Así pues, hay que destacar la gran interpretación de Van Heflin (al que recuerdo también en la maravillosa Raíces profundas de George Stevens): un hombre atormentado por no poder sacar adelante a su familia como querría y que cree ver en su mujer esa voz de la conciencia que no le deja tranquilo. Custodiando a un criminal, en un papel que a todas luces no es el suyo, la tentación de aceptar un dinero fácil a cambio de liberar a Wade está a punto de vencerle. Y el impulso final que le impide ceder es otro de los momentos intensos del film, pero sin exagerar las tintas en ningún instante; es uno de esos destellos de romanticismo de los que hablaba al comienzo de esta opinión.
Al lado de Van Heflin, Glenn Ford hace un gran papel. Es un asesino despiadado, pero no un psicópata, como a menudo se presenta hoy en día a los tipos como él en los films. Por ello entendemos su evolución a lo largo de la película, como le van calando los detalles de la vida familiar del granjero, sus miedos, sus angustias y también el consuelo de no estar solo en medio de esos problemas. Pero Wade no deja de ser lo que es, no reniega de su vida ni de sus delitos. Otro acierto del film: Daves renuncia a la simplificación, su película es compleja y así la presenta. Y la clave para que el desenlace funcione es que ni el granjero es del todo un héroe sin mácula, ni el asesino es un ser descarnado. Son como son y se envidian y se admiran por momentos, pero sin poder realmente dejar de ser ellos mismos.

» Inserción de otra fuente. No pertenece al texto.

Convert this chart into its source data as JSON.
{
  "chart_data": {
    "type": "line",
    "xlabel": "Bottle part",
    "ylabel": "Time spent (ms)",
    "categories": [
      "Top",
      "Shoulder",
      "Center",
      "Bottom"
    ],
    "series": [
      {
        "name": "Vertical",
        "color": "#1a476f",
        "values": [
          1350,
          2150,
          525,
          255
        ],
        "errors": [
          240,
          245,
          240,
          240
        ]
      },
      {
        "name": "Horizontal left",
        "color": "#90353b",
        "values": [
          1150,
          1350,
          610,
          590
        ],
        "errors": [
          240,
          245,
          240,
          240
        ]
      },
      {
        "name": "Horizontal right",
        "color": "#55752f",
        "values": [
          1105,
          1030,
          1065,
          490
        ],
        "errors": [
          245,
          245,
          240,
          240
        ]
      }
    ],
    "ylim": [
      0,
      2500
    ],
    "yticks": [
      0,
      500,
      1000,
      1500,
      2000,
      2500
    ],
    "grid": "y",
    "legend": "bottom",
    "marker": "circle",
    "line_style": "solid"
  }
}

El tren de la 3:10 (1957) funciona porque conserva la mesura en todo momento y el ritmo, pues son frecuentes las secuencias de diálogos que de no administrarse bien hubieran podido resultar un lastre pesado para la agilidad que requiere el western. Es un film que plantea dudas éticas y se adentra en los miedos y las grandezas del ser humano.
Y luego, el detalle de ese romanticismo antiguo y perdido ya, esos instantes hermosos, algunos muy efímeros, que hay que atrapar al vuelo, y que son ellos, al final, los que le dan ese pequeño añadido para hacer de esta película un film de muy gran nivel.